On DTCC 2023, the Huawei team released a Mysql shared storage concurrent read/write solution. Its core technology is Huawei Cantian engine, which has been open source in Mulan community, the name is openEuer/Cantian. It is described in the simplest sentence: "Cantian is a middleware that can transform an ordinary standalone database into a database with similar Oracle RAC capabilities. Currently, innodb is supported, more database storage engines will be supported in the future." The Cantian engine adopts the storage and computing separation architecture, and adopts key technologies such as distributed cache technology, transaction MVCC mechanism, and high availability of multi-master clusters, this enables common standalone databases to have multi-read and multi-write capabilities similar to Oracle RAC, and can be loaded and run by databases such as MySQL in a non-intrusive manner without modifying the implementation of existing databases. It has been more than a year since the launch of Cantian, leading customers in the financial industry and operators have conducted business verification. With its business innovation, Cantian engine won the IT168 2024 Technology Excellence Award.
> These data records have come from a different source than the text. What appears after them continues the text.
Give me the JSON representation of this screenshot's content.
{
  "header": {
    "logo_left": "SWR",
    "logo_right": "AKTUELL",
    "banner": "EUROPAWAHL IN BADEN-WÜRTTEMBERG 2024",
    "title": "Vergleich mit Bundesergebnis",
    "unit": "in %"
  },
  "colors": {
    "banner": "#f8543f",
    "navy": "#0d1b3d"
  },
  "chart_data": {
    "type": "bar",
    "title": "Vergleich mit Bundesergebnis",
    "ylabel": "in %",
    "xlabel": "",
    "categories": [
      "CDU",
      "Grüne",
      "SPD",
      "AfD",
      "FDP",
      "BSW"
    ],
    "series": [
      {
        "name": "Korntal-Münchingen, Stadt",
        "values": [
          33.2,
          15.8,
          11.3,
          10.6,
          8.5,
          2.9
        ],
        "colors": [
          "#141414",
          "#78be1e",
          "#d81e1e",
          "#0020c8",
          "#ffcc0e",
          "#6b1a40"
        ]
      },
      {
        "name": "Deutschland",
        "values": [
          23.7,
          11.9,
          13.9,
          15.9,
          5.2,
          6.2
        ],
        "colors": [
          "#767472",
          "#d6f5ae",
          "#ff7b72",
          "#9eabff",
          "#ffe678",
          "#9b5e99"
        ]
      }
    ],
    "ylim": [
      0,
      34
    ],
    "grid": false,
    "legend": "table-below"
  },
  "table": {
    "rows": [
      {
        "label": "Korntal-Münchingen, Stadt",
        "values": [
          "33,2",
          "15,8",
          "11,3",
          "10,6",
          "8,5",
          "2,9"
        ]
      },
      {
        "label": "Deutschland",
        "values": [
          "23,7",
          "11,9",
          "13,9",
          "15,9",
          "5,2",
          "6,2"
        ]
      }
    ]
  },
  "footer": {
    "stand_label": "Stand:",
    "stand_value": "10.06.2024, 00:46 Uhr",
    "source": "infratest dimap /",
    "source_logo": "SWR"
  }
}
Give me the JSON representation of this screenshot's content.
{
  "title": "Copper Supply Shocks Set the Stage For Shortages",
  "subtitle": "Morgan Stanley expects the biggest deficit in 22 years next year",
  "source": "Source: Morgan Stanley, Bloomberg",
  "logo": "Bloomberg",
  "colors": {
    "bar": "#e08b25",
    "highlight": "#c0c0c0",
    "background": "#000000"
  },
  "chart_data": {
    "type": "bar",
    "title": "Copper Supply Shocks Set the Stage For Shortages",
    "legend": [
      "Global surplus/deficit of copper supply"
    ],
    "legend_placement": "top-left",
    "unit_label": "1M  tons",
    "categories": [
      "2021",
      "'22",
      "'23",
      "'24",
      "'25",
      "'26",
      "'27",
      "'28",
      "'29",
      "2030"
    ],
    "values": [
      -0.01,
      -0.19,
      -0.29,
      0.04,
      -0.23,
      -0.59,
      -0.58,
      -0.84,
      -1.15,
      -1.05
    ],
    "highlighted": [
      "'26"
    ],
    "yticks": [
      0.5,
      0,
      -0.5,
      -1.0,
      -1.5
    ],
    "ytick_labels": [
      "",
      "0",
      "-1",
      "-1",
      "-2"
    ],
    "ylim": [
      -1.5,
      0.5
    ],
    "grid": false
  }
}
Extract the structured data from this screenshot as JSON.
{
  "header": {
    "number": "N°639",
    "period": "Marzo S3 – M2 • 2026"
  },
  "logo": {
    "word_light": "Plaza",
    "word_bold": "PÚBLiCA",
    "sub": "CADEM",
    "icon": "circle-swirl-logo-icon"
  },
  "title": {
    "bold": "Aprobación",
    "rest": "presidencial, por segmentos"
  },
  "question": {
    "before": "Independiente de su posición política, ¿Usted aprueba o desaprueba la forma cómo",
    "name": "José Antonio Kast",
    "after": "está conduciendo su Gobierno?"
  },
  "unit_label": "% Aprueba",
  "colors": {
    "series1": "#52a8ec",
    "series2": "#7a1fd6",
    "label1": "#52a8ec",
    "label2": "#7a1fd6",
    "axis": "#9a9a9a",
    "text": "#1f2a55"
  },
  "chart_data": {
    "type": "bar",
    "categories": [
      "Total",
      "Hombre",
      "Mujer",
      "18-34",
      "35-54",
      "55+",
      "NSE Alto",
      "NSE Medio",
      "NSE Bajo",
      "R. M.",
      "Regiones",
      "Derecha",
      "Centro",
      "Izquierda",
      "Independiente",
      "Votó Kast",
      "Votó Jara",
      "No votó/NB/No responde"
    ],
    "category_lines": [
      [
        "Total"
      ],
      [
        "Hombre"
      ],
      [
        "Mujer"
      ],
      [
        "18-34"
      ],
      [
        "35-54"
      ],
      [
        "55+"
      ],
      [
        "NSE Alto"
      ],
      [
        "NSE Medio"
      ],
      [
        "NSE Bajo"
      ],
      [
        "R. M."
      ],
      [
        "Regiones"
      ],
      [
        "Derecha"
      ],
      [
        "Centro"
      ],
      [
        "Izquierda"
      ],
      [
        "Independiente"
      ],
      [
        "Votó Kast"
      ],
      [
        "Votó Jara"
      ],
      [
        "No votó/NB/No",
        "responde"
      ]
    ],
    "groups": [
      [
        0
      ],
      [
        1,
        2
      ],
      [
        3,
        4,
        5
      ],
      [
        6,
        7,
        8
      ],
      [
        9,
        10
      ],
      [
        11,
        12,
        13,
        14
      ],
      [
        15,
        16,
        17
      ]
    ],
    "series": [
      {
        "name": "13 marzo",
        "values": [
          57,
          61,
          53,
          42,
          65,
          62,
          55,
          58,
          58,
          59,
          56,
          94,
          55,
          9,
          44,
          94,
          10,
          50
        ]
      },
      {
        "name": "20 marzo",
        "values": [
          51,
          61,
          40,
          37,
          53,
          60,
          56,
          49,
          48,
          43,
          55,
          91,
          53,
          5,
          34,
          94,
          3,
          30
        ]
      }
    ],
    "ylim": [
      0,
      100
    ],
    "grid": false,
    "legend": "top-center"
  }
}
The above figure is a logical architecture diagram of Cantian. Based on Huawei's OceanStor Dorado high-end storage system, Cantian engine builds an intermediate layer between MySQL SQL engine and innodb storage engine, this middle layer can simulate innodb behavior, so MySQL SQL engine can be easily connected with it. Because innodb is closely related to transaction control, Cantian includes not only the MySQL storage layer but also the MySQL transaction management layer. The advantage of introducing the Cantian engine into MySQL is that after adding this intermediate layer, MySQL has the ability to read and write concurrently on multiple nodes, and becomes MySQL RAC. As an open-source engine, Cantian has largely referred to the successful practices of Oracle RAC to better solve the problem of consistent read and write across instances, it can be an important reference for domestic database manufacturers who want to build a shared storage multi-read and multi-write architecture.
From the above analysis, as the core component of RDBMS, the storage engine does determine many features of the database. However, there is no perfect storage engine at present. Each engine has its own advantages and disadvantages. The database system is no longer a simple software system. What we need to do is actually to make use of the characteristics of modern hardware to make up for its shortcomings as much as possible and develop its advantages, so that the advantages of the storage engine can be brought into play and the shortcomings can be covered up. In this respect, Cantian's thinking can be used for reference. On the other hand, when selecting database products for their applications, users also need to fully understand the advantages and disadvantages of a storage engine, so as to determine whether the database is suitable for their application scenarios.